Here in New Hampshire, site of the first presidential primary, moments like these are no more remarkable than the bracing sound of the lifeguard’s whistle at Beaver Lake a mile from the veterans’ hall or the brilliant colors of autumn at the farm, only two miles away, where Robert Frost moved with his 300 chickens 115 years ago. Sen. Paul Simon had one of these moments in 1988, Sen. Bob Kerrey had one in 1992 and former House Speaker Newt Gingrich had one in 2012. None of them became president, or even finished above third in New Hampshire.
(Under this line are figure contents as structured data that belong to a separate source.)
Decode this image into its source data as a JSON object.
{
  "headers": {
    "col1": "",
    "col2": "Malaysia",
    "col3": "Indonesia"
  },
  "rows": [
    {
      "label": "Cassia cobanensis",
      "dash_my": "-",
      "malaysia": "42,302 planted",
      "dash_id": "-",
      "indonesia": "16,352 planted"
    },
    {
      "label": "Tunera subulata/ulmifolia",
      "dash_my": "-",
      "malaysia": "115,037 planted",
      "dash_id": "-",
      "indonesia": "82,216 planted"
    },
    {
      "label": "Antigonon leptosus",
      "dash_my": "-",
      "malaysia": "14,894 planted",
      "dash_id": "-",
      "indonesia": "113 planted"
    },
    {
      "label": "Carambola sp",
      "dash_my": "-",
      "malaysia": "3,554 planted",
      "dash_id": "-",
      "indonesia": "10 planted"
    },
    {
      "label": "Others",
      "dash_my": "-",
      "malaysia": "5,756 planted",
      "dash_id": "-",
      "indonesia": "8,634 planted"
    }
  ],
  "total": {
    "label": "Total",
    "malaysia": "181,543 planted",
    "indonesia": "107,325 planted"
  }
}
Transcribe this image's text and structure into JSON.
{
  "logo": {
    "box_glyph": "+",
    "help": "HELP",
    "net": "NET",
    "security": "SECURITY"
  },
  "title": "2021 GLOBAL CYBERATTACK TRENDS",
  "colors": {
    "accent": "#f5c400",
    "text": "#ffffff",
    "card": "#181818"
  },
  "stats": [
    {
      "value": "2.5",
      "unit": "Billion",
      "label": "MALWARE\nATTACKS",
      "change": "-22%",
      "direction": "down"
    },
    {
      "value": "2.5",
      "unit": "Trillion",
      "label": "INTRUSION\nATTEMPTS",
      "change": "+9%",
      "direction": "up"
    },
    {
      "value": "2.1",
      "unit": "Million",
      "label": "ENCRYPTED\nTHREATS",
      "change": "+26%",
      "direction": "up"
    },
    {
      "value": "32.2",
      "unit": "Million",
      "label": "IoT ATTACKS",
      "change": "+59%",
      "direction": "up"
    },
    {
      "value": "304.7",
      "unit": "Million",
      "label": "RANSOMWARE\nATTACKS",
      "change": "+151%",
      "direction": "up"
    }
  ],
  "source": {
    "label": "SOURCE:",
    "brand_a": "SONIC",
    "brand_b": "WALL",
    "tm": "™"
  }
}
But now the Ohio governor, suddenly in double digits here and running third in the 17-candidate pack — only a point behind former Gov. Jeb Bush of Florida in the Boston Herald/Franklin Pierce University Poll released only days ago — is having his, and his campaign staff knows that the goal for the next few weeks must be to transform an ephemeral moment into a formidable movement.
The raw materials of that effort filled the chairs in the hall, just off Broadway with its yarn shop, its music store and its breakfast-forever diners. In baseball caps and T-shirts, holding fat handbags and slender handbills, they filed in and signed on, the freshly minted crusaders-for-Kasich. One man, an elected official from a neighboring town, was in shorts that showed off the state’s “Live Free Or Die” motto stitched into his black socks. He’s leaning toward Mr. Kasich, too.
To this crowd, Mr. Kasich delivered his unscripted, deeply personal performance, touching, as he did in his congressional and gubernatorial campaigns in Ohio, on his childhood in McKees Rocks and on the lessons he learned from the hard work of his father, who he said “carried mail on his back.” He married these biographical bursts with calls for deficit-reduction progress, entitlement fairness and foreign-policy toughness — a political cocktail swirled with a swizzle-stick of political independence.